— Да у нас отход был суматошный, — стал оправдываться я.
— Значит, не сделал, — повторил старший, и молодой кивнул.
— Да нет, сделал, — сказал я, — говорю же, отход был, я запамятовал.
— Вы что, первый рейс идете? — он посмотрел на меня, будто ощупал взглядом.
— Отчего же, — ответил я небрежно. — В Польше был.
— Понятно, — сказал он. — Пойдем. — И вышел.
Молодой подзадержался и с нахальцей спросил у меня пару батареек, которые приметил в столе.
— Магазин «Электротовары» находится на улице Самойловой, — проинформировал я.
Он усмехнулся недобро и пошел начальника догонять.
Вслед за таможенниками погранцы пришли, краснощекие, сильные ребята. Их целый взвод на судно поднялся, и трое ко мне заглянули. Постояли, покурили, хлебнули кофейку остывшего, поглядывая на дверь, посетовали, что работы много, и отвалили, топая сапогами.
Потом я всех еще раз встретил, в машине. Обе команды в комбинезонах, со щупами и фонарями вскрывали дизеля, горловины танков, лазали под пайолами. Один шустрый пограничник, из тех, кто ко мне заглядывал, подошел бочком и по-свойски поинтересовался, где то место, куда можно контрабанду спрятать?
Я тоже, по-свойски, спросил:
— Тебе сколько служить осталось?
— Год еще, — вздохнув, ответил он.
— Ищи, время есть, до конца службы как раз хватит.
Он взглянул на меня с укором, будто я лишил его премиального отпуска, и погреб к своим.
Вообще-то они молодцы, на совесть работали, как в трюме на подхвате. Ничего не нашли. Я уж думал, они нас подзадержат, чтобы не в понедельник отойти. Но они в двадцать три свои дела закончили. Через полчаса мы якорь вывирали и дали ход. Капитан у нас — тоже молодец, современный, ни в дых, ни в чох не верит, ни в морскую традицию: полчаса подождать не мог. Зачем ему нужна такая самодеятельность?
ГЛАВА ТРЕТЬЯ
Только вышли из залива, и капитан исчез. Уже несколько дней не видать его, не слыхать, правда, обонять можно было: с дедом заперлись наверху в своем отсеке и гудели, не переставая, только дух бражный через филенку просачивался. Лялька таскала наверх подносы, накрытые крахмальной салфеткой, и рассказывала, как они резвились там под гитару — дед играет, а мастер поет. Хорошо, говорит, получается. Пробовали Ляльку под свой аккомпанемент приспособить, но не обломилось, Лялька — девка с норовом.

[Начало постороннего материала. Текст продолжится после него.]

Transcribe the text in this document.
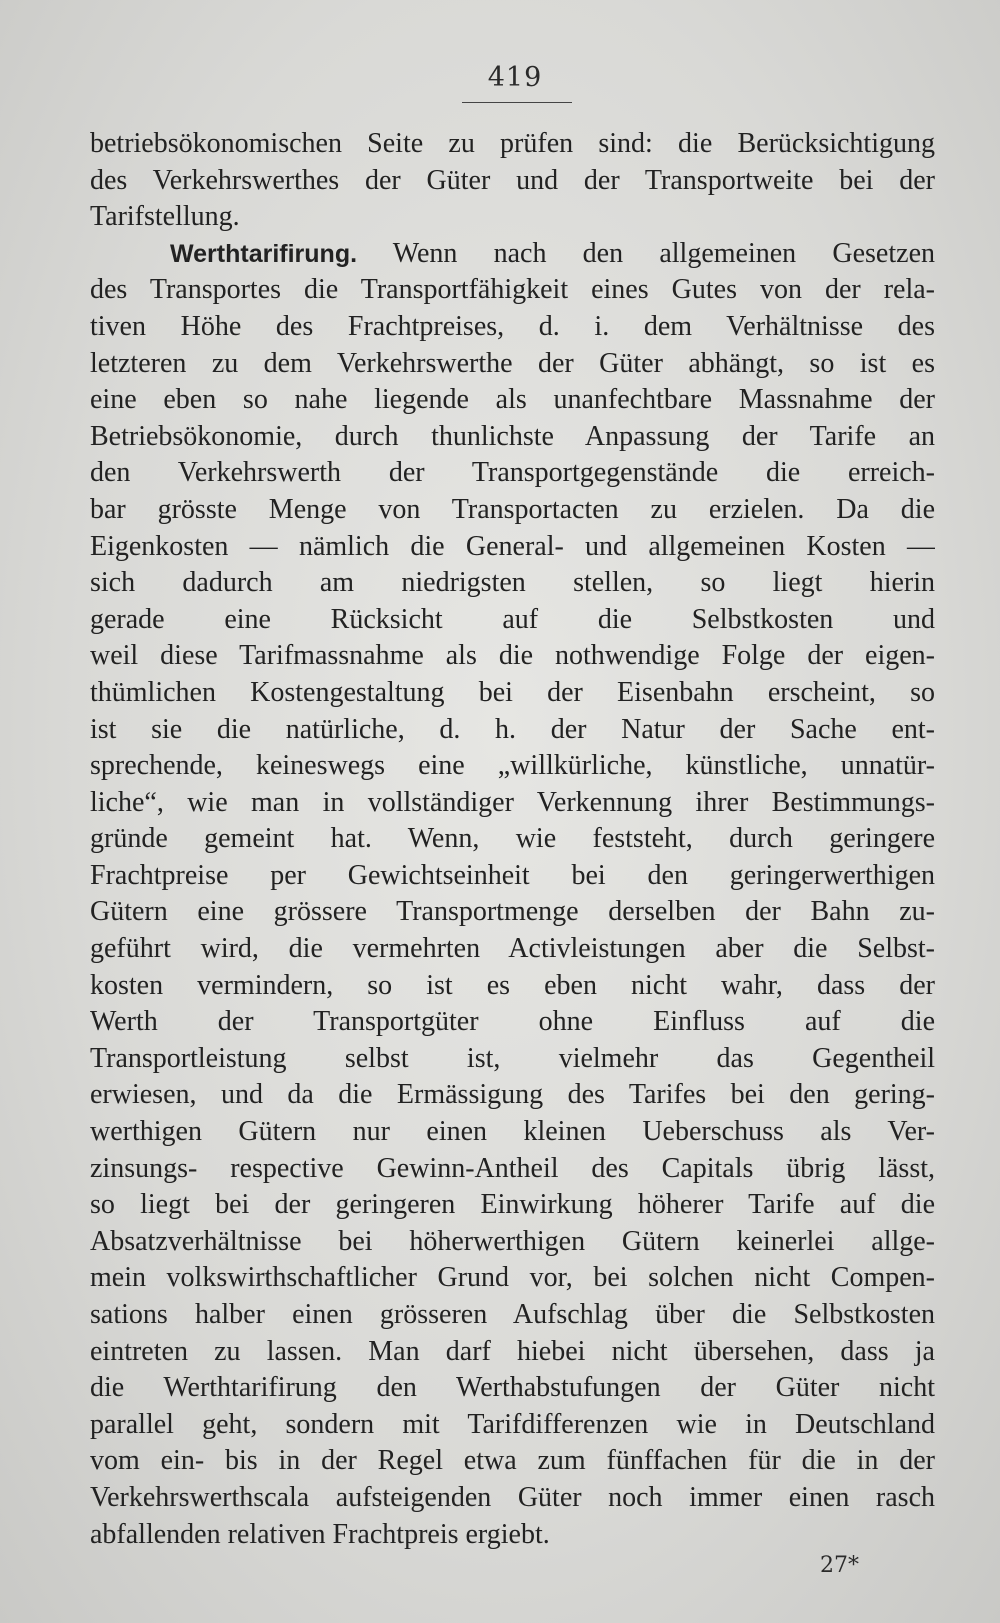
419
betriebsökonomischen Seite zu prüfen sind: die Berücksichtigung
des Verkehrswerthes der Güter und der Transportweite bei der
Tarifstellung.
Werthtarifirung. Wenn nach den allgemeinen Gesetzen
des Transportes die Transportfähigkeit eines Gutes von der rela-
tiven Höhe des Frachtpreises, d. i. dem Verhältnisse des
letzteren zu dem Verkehrswerthe der Güter abhängt, so ist es
eine eben so nahe liegende als unanfechtbare Massnahme der
Betriebsökonomie, durch thunlichste Anpassung der Tarife an
den Verkehrswerth der Transportgegenstände die erreich-
bar grösste Menge von Transportacten zu erzielen. Da die
Eigenkosten — nämlich die General- und allgemeinen Kosten —
sich dadurch am niedrigsten stellen, so liegt hierin
gerade eine Rücksicht auf die Selbstkosten und
weil diese Tarifmassnahme als die nothwendige Folge der eigen-
thümlichen Kostengestaltung bei der Eisenbahn erscheint, so
ist sie die natürliche, d. h. der Natur der Sache ent-
sprechende, keineswegs eine „willkürliche, künstliche, unnatür-
liche“, wie man in vollständiger Verkennung ihrer Bestimmungs-
gründe gemeint hat. Wenn, wie feststeht, durch geringere
Frachtpreise per Gewichtseinheit bei den geringerwerthigen
Gütern eine grössere Transportmenge derselben der Bahn zu-
geführt wird, die vermehrten Activleistungen aber die Selbst-
kosten vermindern, so ist es eben nicht wahr, dass der
Werth der Transportgüter ohne Einfluss auf die
Transportleistung selbst ist, vielmehr das Gegentheil
erwiesen, und da die Ermässigung des Tarifes bei den gering-
werthigen Gütern nur einen kleinen Ueberschuss als Ver-
zinsungs- respective Gewinn-Antheil des Capitals übrig lässt,
so liegt bei der geringeren Einwirkung höherer Tarife auf die
Absatzverhältnisse bei höherwerthigen Gütern keinerlei allge-
mein volkswirthschaftlicher Grund vor, bei solchen nicht Compen-
sations halber einen grösseren Aufschlag über die Selbstkosten
eintreten zu lassen. Man darf hiebei nicht übersehen, dass ja
die Werthtarifirung den Werthabstufungen der Güter nicht
parallel geht, sondern mit Tarifdifferenzen wie in Deutschland
vom ein- bis in der Regel etwa zum fünffachen für die in der
Verkehrswerthscala aufsteigenden Güter noch immer einen rasch
abfallenden relativen Frachtpreis ergiebt.
27*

Обстановка для меня не то чтобы новая — своеобразная. Мы, бывало, раньше тоже весело отходили, после Тювы в дрейф ложились, приходили в чувства. Но меру знали. Во-первых, больше дня себе не позволяли, а во-вторых, верхнего этажа там нет, одна шатия-братия, и гуляем, и работаем — все вместе. Эти же солисты так глотают, будто последний раз перед разлукой. И никто не ропщет. Парни ходят трезвые, стоят вахты и даже вроде бы гордятся, что мастер у них такой лихой, круто мажет и ничего ему не делается. Наверх поглядывают и перемигиваются: «Наш-то, во дает! Силен!» Любят его, что бы ни вытворял — все равно лучше его нет. За хороший рейс готовы ему все грехи отпустить, холопские души!
Я все ждал, когда он появится, чтобы прояснились наши с ним взаимоотношения, но он не торопился. Я у Толи Охрименко поинтересовался, на сколько обычно берегового запаса хватает, и Толя меня утешил:
— Ты не бойся, он не запойный. Сам себе срок назначит, и — шабаш, как обрезал. А запас есть, мы не бедные, хорошо живем.
Фактически судном управлял Василь Василич, помполит, но поскольку он строитель по специальности, меня вопрос интересовал, куда же мы с таким управлением придем, но, кажется, никого, кроме меня, это не заботило. Шли себе и шли. Будто по инерции, раз от берега оттолкнулись и скользим через моря. Уже и Баренцево миновали, и в Норвежское зашли.
Когда я утром выглянул в иллюминатор, меня ослепило. Солнце отражалось от мелких ребристых волн, и я не сразу разглядел скалистую гряду Норвегии. В каюте просторно, никто не толкает, не ворчит, что мешаю спать или одеваться, стой, любуйся, сколько хочешь, и я не мог оторваться, будто впервые увидел. Остроугольные розовые глыбы тянулись вдоль левого борта. Их ледяные вершины казались прозрачными, и лед был тоже розовым, искрящимся и граненым, будто хрусталь. Смотреть на них, насыщаться, впитывать — кажется, лучше ничего не видел.